CJ’s Pizza’s owner returns to first shop
NILES — Opening CJ’s Pizza and Subs two weeks ago was a homecoming for Jeff Harrell.
About 10 years ago, Harrell was serving pizzas under the name Pine Lake Pizza at 114 N. Third St. The moniker was part of a 30-year pizza venture largely operated Rich Moore.
When Moore retired in late 2019, the restaurant was known as Third Street Pizza, a place with an ivied Italian villa atmosphere known for its single serve pizza slices.
Now, a few months later, Third Street Pizza’s open concept kitchen at the building’s entrance remains the same, but its seating has taken on blue hues. Its red brick walls have been replaced with those of a faux-graffitied variety, as Harrell redecorated when he took over with CJ’s.
“When I walk in here, and I just look around, it reminds me of walking into a higher-end place in Granger,” Harrell said. “[That’s] the way the atmosphere is here. But we’re not Granger prices. We’re still affordable.”
Harrell’s pizza prices range from a $4 8-inch to a $22 20-inch specialty pie. Other foods include pizza puffs for $4 to $5.50; appetizers, such as six breadsticks for $3.50; and a wet burrito for $6.50.

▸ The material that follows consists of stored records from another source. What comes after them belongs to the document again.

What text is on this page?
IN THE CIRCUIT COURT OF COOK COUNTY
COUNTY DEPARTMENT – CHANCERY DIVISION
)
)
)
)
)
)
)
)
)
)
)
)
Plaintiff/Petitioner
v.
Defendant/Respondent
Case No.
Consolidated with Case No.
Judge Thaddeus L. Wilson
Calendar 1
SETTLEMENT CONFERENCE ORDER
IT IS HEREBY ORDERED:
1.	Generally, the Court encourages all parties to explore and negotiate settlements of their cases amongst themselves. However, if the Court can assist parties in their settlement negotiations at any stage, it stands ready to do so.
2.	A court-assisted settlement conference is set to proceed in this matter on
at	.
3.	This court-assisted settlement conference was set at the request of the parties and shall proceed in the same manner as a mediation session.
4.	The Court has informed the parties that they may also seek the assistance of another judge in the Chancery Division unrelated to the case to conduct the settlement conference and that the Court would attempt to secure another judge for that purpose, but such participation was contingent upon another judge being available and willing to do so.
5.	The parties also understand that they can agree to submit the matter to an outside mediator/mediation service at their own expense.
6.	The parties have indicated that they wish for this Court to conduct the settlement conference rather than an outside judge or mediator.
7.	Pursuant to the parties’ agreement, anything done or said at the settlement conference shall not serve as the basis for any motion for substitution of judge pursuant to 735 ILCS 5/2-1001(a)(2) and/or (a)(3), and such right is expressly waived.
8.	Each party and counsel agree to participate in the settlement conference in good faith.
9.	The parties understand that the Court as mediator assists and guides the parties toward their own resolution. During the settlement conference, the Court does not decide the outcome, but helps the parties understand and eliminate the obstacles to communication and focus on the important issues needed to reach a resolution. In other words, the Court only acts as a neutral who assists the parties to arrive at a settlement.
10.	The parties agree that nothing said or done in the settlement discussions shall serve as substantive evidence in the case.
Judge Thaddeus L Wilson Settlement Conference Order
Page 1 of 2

Foods can be ordered in-house or carried out or delivered by calling (269) 687-9118. CJ’s is open from 4 to 9 p.m. Monday to Thursday, 4 to 10 p.m. Friday and Saturday, and 4 to 8 p.m. Sunday.
Harrell said he has worked in a plethora of pizza franchises, but he has been out of the art of pie-making for five years. It took him about five minutes to find his stride again.
“It was kind of strange,” he said. “From the first batch of dough I made, the first batch of pizza I put in the oven, you couldn’t tell I ever stepped out of the kitchen.”
One reason Harrell entered the business again was his love of cooking and baking. The other was to provide a quality pizza at an affordable price.
He knows that there are a dozen or so pizza restaurants in the Niles area, but he also knows that people tend to stick to just one or two when ordering. Each business has its own recipe, and each customer has their own preference, he said.
Harrell said his pizzas are for people who like fresh vegetables and meats and doughs and sauces made from scratch.
His pies come in hand-tossed or thin crust varieties. He is experimenting with deep dish and stuffed crust recipes for future menu inclusion.
The most frequently purchased menu items thus far, however, are CJ’s subs.
“I have baked so much bread in this last week,” he said. “I don’t remember baking that much in a month the last time we were here. The sandwiches are just flying out the door.”
Options include French dip, Stromboli and turkey. Each is made with fresh bread and served with French fries and applesauce.
Harrell plans to host an eventual grand opening ceremony. For now, however, he will continue baking pizzas and bread, allowing their doughy scents to waft down Third Street.